Act 3, Scene 1 begins with Shakespeare telling us it is a hot day. This suggests everyone is feeling hot, tired and bothered. Benvolio recommends to Mercutio that they should have a rest in an area sheltered from the sun. He also points out that members of the Capulet household are out in the streets “And if we meet we shall not scape a brawl.” Mercutio however would rather stay outside and responds with his good natured humour.
The weathers hot and Mercutio is being argumentative towards Benvolio. He is resisting his advice. All the characters attitudes change because of the weather. This makes tension for the audience as they can sense that a fight is going to happen. And you could also say that it relates to their fate or impending doom. “For now, these hot days, is mad bloody stirring.”

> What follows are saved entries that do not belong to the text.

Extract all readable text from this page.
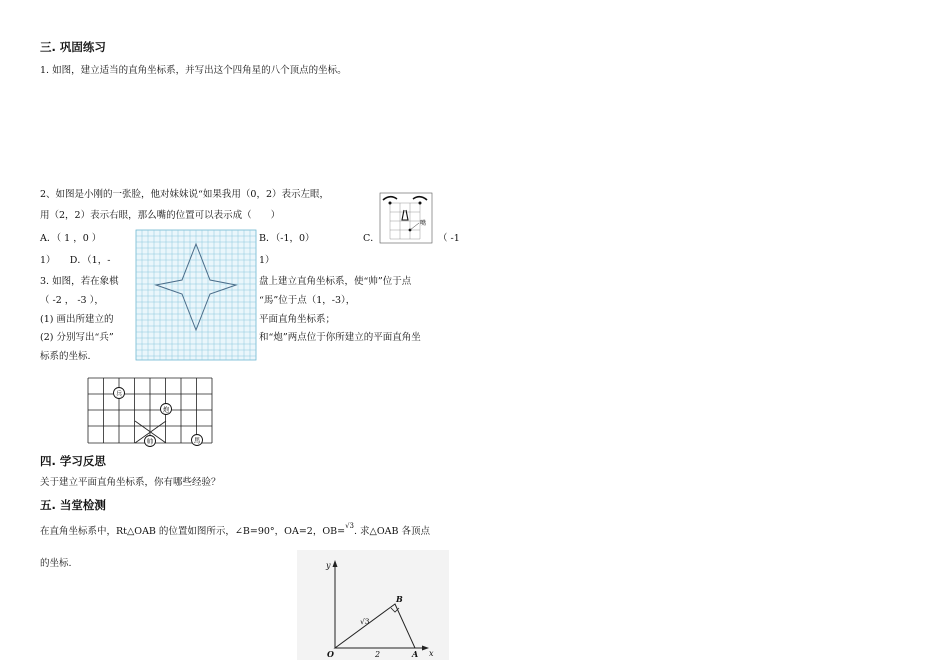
三. 巩固练习
1. 如图，建立适当的直角坐标系，并写出这个四角星的八个顶点的坐标。
2、如图是小刚的一张脸，他对妹妹说“如果我用（0，2）表示左眼，
用（2，2）表示右眼，那么嘴的位置可以表示成（　　）
A．（ 1 ，0 ）	B．（-1，0）	C．	（ -1
1）　　D．（1，-	1）
3. 如图，若在象棋	盘上建立直角坐标系，使“帅”位于点
（ -2 ， -3 ），	“馬”位于点（1，-3），
(1) 画出所建立的	平面直角坐标系；
(2) 分别写出“兵”	和“炮”两点位于你所建立的平面直角坐
标系的坐标.
嘴
兵
炮
帅	馬
四. 学习反思
关于建立平面直角坐标系，你有哪些经验？
五. 当堂检测
在直角坐标系中，Rt△OAB 的位置如图所示，∠B=90°，OA=2，OB=$^{√3}$. 求△OAB 各顶点
的坐标.	y
x
O	A
B
2
√3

Benvolio is clearly shown as the “peace maker” here as he is saying if we stay here in this hot day tempers will flare up and we would then not escape a brawl with the Capulet’s. Research today proves that tempers do fray in hot weather. Mercutio then winds Benvolio up by saying that wherever he goes they always end up in a fight, however we know that this is not in Benvolios character.
” Thou art like one of these fellows that, when he enters the confines of a tavern, claps me his sword upon the table and says, ” God send me no need of thee!” , and the operation of the second cup draws him on the drawer, when, indeed, there is no need.”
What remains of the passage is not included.